L1(Sigma) = { a, aa, b, ab, ba, bba, .. } (Infinite) L2(Sigma) = { aa, bb, ab, ba }; (Length = 2, Finite)

Any time you constrain a langauge you are defining a formal grammar.

Formal Grammars:

FormalGrammer = (Non-Terminals, Terminals, Productions, Starting Symbol)

Non-Terminals : Variables (can be subsituted with a value) Terminals : Cannot be replaced by anything (constant) Productions : Rule in the grammar

G = (N, T, P, S)

Ex:

S -> aX
X -> b

(This notation is known as BNF : Bakus-Naur Form)

Ex.Non-Terminals = S, X Ex.Terminals = a, b Ex.Productions = S -> aX, X -> b (2) Ex.Starting Symbol = S

Only valid string : "ab"

Chomsky Hierachy :

  1. Unrestricted : Natural Langauges, Turing Machines
  2. Context-Sensitive : Programming Languages (Almost all in production)
  3. Context-Free : Programming Langauges (Parsing Syntax only)
  4. Regular : Regular Expressions

The lower in the hiearchy the less expressive it is.

RegExp is a vomit inducing terse notation that is equivalent to BNF.

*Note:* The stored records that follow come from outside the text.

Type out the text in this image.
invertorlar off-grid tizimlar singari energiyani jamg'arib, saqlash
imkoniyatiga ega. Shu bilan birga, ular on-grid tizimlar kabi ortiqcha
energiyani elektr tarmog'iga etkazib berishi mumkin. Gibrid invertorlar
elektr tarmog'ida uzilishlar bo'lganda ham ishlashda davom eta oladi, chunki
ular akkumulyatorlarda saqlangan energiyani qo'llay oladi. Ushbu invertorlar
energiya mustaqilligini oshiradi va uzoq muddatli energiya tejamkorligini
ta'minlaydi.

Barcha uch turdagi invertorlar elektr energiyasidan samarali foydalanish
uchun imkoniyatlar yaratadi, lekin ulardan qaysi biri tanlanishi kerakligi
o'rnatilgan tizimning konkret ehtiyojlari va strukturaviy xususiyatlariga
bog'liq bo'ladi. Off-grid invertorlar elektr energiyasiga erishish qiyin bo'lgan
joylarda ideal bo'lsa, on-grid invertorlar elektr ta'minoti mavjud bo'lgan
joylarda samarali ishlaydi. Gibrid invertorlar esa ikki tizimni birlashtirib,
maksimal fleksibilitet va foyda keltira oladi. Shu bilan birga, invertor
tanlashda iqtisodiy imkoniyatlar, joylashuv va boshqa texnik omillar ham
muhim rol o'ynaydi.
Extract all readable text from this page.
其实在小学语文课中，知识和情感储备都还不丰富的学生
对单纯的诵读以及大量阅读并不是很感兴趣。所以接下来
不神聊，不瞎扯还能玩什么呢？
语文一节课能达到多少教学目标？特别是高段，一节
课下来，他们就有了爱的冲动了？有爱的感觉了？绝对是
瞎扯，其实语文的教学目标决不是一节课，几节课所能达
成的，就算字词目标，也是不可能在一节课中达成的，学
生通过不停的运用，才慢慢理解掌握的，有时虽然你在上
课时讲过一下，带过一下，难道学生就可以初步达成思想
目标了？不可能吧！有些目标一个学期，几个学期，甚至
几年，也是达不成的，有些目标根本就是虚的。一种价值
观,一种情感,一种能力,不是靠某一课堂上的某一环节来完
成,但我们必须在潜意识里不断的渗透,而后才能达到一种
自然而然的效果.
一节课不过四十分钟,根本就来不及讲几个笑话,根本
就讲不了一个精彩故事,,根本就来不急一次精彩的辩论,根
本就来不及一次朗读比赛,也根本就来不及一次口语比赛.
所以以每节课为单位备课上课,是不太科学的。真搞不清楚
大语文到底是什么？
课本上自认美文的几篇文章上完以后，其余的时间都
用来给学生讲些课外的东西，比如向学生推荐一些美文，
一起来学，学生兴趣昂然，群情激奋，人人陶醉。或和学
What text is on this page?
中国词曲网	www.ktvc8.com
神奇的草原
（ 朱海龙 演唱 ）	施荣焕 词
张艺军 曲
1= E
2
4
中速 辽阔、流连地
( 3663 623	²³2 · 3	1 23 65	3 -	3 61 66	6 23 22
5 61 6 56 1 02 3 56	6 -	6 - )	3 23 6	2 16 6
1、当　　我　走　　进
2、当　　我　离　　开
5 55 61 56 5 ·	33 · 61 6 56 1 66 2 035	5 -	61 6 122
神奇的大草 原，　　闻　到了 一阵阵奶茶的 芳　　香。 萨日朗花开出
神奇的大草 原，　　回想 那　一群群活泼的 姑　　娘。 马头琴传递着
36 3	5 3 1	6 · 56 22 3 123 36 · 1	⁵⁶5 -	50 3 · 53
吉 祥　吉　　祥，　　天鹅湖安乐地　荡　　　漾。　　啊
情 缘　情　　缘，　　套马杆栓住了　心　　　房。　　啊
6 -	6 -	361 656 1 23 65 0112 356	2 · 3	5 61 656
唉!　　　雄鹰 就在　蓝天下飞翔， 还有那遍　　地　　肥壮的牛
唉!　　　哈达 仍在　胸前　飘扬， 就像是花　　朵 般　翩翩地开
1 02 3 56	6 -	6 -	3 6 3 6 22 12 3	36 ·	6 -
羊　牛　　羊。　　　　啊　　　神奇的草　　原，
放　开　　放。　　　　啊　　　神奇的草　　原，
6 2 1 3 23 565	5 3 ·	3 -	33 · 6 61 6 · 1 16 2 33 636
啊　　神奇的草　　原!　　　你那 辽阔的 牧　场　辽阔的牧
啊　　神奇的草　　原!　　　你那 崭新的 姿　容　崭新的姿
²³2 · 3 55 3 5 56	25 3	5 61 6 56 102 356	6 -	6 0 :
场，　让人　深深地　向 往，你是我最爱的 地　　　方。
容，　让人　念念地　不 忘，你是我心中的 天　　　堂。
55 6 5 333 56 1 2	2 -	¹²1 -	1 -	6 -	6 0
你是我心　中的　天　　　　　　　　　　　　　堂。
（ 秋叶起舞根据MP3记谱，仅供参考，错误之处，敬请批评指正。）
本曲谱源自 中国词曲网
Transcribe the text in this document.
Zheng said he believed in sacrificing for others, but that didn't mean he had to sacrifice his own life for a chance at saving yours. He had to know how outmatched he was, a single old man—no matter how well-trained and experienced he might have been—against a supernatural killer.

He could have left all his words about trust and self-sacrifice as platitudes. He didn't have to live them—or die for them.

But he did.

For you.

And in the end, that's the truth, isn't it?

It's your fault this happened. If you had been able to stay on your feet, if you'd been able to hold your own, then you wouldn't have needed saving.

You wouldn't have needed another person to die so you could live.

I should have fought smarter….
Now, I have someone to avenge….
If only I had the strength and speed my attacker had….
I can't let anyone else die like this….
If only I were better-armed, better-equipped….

BNF : RegExp S -> aS : S -> bA : a*bc* A -> epsilon : A -> cA :

epsilon : "The empty string".

Regular expressions may only have one non-terminal:

  • A the very right side (right-linear, RHS)
  • At the very left side (left-linear, LHS)

Regular expression have no support for NESTING They can be RECURSIVE

Context-free grammers support nesting. Ex: (( () )) Parenthesis balacing

Non-regular RegExp can support nesting but are not pure finite automata and are slower implementation.